Lake Roosevelt has over 630 miles of shoreline.
Management of the lake and its shoreline is a cooperative effort that includes the Bureau of Reclamation, the National Park Service, the Confederated Tribes of the Colville Indian Reservation, the Spokane Tribe of Indians, and the Bureau of Indian Affairs (the five partners).
Because of U.S. government and tribal ownership of these lands, Lake Roosevelt offers mile after mile of shoreline that the public can easily access for recreational use. The beauty of the area and its openness to the public are driving forces in it being a destination spot for up to 1.5 million visitors a year.
In 1990, the five partners signed a cooperative management agreement that guides and specifies areas of responsibility and management.
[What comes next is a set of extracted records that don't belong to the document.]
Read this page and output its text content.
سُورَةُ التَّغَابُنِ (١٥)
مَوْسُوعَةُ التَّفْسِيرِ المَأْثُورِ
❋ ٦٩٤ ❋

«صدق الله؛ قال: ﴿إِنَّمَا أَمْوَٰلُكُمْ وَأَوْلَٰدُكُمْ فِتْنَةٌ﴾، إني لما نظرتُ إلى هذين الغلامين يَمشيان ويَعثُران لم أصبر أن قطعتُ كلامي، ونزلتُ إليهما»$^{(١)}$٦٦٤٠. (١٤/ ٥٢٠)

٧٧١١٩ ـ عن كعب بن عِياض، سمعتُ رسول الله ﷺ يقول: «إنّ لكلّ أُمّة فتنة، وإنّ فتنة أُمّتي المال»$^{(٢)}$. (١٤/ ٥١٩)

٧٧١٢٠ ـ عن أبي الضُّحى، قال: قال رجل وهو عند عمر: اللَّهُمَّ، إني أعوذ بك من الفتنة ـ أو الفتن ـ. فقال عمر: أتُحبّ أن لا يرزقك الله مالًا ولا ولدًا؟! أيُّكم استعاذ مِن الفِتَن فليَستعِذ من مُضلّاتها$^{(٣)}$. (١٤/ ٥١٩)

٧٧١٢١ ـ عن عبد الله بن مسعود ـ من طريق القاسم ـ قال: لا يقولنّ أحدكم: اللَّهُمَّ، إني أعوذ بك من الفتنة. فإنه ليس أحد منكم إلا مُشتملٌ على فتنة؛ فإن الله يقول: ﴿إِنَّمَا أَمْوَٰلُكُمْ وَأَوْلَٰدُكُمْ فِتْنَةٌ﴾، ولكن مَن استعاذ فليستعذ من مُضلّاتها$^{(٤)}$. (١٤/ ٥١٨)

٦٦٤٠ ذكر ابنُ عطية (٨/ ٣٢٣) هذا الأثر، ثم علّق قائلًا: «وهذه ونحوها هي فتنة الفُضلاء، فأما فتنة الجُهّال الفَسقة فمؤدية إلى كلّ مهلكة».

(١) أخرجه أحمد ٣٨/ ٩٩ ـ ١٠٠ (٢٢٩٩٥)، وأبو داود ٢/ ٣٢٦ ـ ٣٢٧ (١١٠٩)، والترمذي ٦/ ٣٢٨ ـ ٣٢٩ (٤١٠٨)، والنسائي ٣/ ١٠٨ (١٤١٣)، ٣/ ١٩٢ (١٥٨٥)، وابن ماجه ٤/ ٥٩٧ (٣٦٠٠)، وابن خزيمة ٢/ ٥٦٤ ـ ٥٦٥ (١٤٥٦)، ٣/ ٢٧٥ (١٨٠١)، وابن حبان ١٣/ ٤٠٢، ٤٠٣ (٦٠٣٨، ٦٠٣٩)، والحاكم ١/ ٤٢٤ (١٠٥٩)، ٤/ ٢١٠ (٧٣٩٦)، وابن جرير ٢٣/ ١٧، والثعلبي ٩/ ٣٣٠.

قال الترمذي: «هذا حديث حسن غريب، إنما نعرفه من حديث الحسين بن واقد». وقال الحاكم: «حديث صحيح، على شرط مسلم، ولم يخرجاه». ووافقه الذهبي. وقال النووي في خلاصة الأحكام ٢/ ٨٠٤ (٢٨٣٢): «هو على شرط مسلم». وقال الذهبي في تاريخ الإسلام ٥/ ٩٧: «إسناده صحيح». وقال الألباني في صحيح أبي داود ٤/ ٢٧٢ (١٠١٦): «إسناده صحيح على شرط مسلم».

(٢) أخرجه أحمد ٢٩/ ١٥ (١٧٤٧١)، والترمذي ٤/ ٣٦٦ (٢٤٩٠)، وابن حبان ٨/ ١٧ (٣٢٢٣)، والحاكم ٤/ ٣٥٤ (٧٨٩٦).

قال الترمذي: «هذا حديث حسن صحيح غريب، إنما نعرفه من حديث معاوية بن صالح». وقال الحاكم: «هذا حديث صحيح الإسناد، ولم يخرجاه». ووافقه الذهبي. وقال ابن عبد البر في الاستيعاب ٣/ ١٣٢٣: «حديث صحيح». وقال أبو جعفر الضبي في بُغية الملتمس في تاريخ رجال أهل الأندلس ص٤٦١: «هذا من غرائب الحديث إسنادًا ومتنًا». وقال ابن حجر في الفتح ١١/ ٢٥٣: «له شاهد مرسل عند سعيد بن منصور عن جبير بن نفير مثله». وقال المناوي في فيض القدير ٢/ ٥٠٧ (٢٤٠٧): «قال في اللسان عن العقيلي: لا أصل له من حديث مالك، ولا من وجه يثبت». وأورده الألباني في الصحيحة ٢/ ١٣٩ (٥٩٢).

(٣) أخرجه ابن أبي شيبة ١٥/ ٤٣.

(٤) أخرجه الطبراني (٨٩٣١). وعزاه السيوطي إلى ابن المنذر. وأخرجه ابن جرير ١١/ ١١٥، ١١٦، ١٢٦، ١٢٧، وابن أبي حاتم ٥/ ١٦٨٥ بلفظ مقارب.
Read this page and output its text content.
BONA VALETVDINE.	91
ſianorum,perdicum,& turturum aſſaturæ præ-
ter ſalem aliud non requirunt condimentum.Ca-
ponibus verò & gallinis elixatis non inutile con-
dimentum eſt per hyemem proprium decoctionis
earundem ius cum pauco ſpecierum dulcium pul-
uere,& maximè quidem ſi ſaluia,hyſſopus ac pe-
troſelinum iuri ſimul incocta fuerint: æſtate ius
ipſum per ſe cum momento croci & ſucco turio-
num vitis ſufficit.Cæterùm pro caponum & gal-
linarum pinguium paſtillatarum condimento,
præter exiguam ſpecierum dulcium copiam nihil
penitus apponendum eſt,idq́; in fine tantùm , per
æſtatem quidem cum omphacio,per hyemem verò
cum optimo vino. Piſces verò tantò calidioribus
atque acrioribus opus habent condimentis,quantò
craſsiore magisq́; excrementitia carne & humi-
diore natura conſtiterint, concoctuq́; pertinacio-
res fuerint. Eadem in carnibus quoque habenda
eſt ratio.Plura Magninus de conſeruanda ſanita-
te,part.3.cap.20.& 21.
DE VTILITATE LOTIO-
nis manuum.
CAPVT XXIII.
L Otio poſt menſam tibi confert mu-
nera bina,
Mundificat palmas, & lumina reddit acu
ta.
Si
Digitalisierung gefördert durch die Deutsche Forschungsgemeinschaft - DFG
The area managed by the partners is referred to as the Lake Roosevelt Management Area (LRMA). This area encompasses the waters and lands up to a lake elevation of 1,290 feet above sea level. It also refers to lands surrounding the lake that are above elevation 1290, are owned by the U.S. government, and are part of the Columbia Basin Project.
Specific areas of responsibility and jurisdiction can be summarized as follows:
The Bureau of Reclamation: The Bureau built and operates the Columbia Basin Project, which includes Grand Coulee Dam. Their responsibilities include operational control of the flow and utilization of water at the Grand Coulee Dam and Project facilities operated by Reclamation.
The National Park Service: The Park Service manages Lake Roosevelt National Recreation Area. Responsibilities include providing recreation and protecting cultural and natural features in the recreation area. The recreation area includes the portion of Lake Roosevelt and adjacent federally-owned shoreline not within the Colville and Spokane Indian Reservations. Portions of the shoreline and water surface managed by the Park Service include about 312 miles of shoreline, 47,438 acres of the 81,389-acre water surface, and 12,936 acres of land. In 2000, the Park Service adopted a new General Management Plan for the national recreation area. This plan will guide management and development activities the next 15 to 20 years. This includes guidelines for such things as camping, concessionaires, cultural resource preservation, and natural resource protection.
The Spokane Tribe of Indians and the Confederated Tribes of the Colville Reservation: Each tribe has regulatory authority within their reservation, shoreline, and waters (which extend from their shoreline to the middle of the river channel/lake). Within the lands and waters they manage, each tribe sets and enforces a broad range of regulations. Examples include fish and wildlife preservation and protection, recreation, economic development, and cultural, historical and archaeological resources.
The Bureau of Indian Affairs (BIA): BIA provides management and resource assistance to the tribes.
Two additional federal agencies, the Bonneville Power Administration (BPA) and the Army Corps of Engineers (COE), work regularly with one or more of the five partners on management activities. BPA schedules power generation at Grand Coulee within the constraints of meeting the Columbia Basin Project’s multiple uses. Additionally, BPA funding to the tribes and others is used to mitigate fish and wildlife losses caused by the construction of the Columbia River Federal Hydropower System. The Army Corps of Engineers is responsible for coordinating lake levels to meet flood control needs.
And finally, the five partners also work closely with state and county agencies to meet fishery, wildlife, emergency response, cultural resource and other needs.